From the standpoint of the media and the associated politics it will also be interesting to see if this article gets coverage relative to the articles that have been extremely critical of psychiatric drugs.  I can say that I have provided the link to the article by Davis, et al on the issue of antidepressant effectiveness to several journalists including the New York Times and it was ignored.  The press clearly only wants to tell the story against antidepressants and psychiatric medications.

Never let it be said that any aspect of psychiatric treatment gets objective coverage in the press.  That problem and the lack of investigation of that problem is so glaring at this point that the press lacks credibility in any discussion of psychiatric treatment.

George Dawson, MD

Leucht S, Hierl S, Kissling W, Dold M, Davis JM. Putting the efficacy of psychiatric and general medicine medication into perspective:review of meta-analyses. Br J Psychiatry. 2012 Feb;200:97-106. PubMed PMID: 22297588

S. Nassir Ghaemi (2009) A Clinician’s Guide to Statistics and Epidemiology in Mental Health: Measuring Truth and Uncertainty.  Cambridge University Press, New York.

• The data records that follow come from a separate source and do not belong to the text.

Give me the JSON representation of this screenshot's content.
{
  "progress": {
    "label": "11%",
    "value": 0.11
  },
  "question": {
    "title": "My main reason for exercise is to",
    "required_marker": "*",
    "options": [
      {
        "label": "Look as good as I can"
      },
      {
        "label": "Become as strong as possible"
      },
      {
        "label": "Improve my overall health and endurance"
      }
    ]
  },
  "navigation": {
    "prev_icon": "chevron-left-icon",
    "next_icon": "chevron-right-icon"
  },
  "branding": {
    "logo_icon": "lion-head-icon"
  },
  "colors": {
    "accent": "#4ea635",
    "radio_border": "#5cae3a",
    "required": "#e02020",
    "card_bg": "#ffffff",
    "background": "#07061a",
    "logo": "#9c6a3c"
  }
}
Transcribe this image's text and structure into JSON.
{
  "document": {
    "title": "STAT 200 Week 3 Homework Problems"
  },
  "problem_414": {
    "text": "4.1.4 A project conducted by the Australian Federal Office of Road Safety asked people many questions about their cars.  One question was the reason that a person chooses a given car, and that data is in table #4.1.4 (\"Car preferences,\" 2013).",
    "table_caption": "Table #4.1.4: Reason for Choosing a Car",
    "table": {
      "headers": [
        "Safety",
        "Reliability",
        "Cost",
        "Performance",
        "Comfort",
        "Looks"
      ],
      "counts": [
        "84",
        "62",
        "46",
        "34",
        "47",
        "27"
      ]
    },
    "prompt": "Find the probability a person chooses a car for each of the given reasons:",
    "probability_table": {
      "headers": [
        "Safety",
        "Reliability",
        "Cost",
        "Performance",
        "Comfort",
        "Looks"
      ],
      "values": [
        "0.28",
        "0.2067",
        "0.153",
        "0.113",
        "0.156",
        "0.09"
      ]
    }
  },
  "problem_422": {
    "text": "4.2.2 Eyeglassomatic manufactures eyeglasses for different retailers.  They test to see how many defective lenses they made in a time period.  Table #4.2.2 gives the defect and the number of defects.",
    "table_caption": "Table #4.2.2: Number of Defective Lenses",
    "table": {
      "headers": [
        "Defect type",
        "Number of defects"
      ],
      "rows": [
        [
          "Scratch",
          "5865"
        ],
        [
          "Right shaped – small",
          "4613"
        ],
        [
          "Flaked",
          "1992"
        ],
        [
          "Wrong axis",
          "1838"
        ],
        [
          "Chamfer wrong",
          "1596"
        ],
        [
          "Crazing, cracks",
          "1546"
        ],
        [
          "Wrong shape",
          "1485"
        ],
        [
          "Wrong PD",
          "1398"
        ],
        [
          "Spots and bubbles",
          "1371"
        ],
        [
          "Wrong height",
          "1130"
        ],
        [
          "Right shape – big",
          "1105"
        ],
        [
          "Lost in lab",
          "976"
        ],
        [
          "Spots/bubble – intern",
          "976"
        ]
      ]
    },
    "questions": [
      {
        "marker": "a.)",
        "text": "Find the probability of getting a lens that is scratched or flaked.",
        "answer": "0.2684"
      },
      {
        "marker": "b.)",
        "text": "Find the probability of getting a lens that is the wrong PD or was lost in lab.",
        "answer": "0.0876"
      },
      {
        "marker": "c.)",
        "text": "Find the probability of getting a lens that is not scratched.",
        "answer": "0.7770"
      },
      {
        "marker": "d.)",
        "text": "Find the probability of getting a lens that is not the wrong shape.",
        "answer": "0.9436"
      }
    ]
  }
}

Davis JM, Giakas WJ, Qu J, Prasad P, Leucht S. Should we treat depression with drugs or psychological interventions? A reply to Ioannidis. Philos Ethics Humanit Med. 2011 May 10;6:8.
Seemuller F, Moller HJ, Dittmann S, Musil R. Is the efficacy of psychopharmacological drugs comparable to the efficacy of general medicine medication? BMC Med. 2012 Feb 15;10(1):17. Free full text commentary on the main article from another journal    -      download the pdf.